The analysis of those events from Cuba’s side differs substantially from the Spanish vision by which a decadent Spain lost its colonial possessions in the face of the booming rise of the United States. The true fact is that, preceding the international conflict between Americans and Spaniards, it was being fought and continued being fought in the largest of the Caribbean islands, with the intention of also encompassing Puerto Rico, a war typical of Cuban nationalism against Spanish colonialism.
The Cuban independence fighters’ decision defeated the genocidal action of the colonial government under General Valeriano Weyler. Despite the fact that the re-concentration decimated about one fifth of the Cuban population, and that Spain sent to Cuba the largest European army to have ever crossed the Atlantic until then, Weyler could not pacify a country that remained on a war footing.
Spain did not accept to negotiate with the Cubans an honorable exit but insisted on using imperially “up to the last man and the last peseta.” The autonomy granted at the last minute, far from being a proposal of agreement by a vision of fraternity towards the island, was a desperate attempt to close a widened gap in the slaughter represented by the re-concentration.

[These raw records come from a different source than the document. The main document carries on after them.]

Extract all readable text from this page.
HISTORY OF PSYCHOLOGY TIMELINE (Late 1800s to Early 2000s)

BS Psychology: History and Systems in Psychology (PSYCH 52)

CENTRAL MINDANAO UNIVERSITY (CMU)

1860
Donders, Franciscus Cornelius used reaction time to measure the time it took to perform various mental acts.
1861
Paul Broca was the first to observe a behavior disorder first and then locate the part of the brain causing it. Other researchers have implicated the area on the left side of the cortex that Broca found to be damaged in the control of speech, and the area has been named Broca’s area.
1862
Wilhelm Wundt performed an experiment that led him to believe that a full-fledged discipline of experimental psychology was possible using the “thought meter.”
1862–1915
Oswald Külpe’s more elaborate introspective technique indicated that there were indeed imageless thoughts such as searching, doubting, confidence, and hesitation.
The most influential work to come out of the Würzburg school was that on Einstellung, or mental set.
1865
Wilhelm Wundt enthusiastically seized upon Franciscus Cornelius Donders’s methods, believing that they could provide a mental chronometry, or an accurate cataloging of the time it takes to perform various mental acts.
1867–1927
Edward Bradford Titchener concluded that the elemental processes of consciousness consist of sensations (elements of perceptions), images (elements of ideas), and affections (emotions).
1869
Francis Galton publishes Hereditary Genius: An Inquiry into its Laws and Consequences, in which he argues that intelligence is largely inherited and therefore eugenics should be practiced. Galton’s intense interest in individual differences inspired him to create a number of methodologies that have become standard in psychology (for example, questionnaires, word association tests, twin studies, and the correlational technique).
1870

The Spanish stubbornness opposed to a realistic negotiation for Cuba’s immediate independence opened the door to U.S. intervention, which the Cuban independence leaders, despite reservations and objections, ended up supporting.
Although Cubans recognize the military honor and sacrifice of Cervera and his subordinates in the face of the crushing American war machine, their heroes of that time were those who opposed Spanish colonialism. It is not what is expected, but if it’s about paying homage, the monarchs could recognize the tragedy of the re-concentration and the honor of those Spaniards who instead of fighting on the imperial side cast their die with the Mambi army. Just to mention a couple of names, there are generals José Miró Argenter, from Catalonia, and Matías Vegas, Julián Santana and Jacinto Hernández, from the Canary Islands.
Santiago, like Havana, which “is Cádiz with more blacks,” is also a city that welcomed thousands of Spaniards who escaped from the civil war. Federico García Lorca, the admired Granada poet killed in 1936 by Franco’s Falangists, was unable to go to Santiago. Will the monarchs speak with that Santiago as worthy as that of the sacrifice of Admiral Cervera’s fleet?
King Felipe VI and Queen Letizia have ample space for activities that would vindicate the cultural and social nearness between Spain and Cuba today, also promoting the rapprochement in terms of business and investment, providing the umbrella that only a head of state, beyond partisanships, can provide to Spanish foreign policy. 1898 and the transfer of sovereignty in 1899 can be a pretext for joint reflections or the outline of a historical interpretation that brings the two states closer, and especially the two peoples.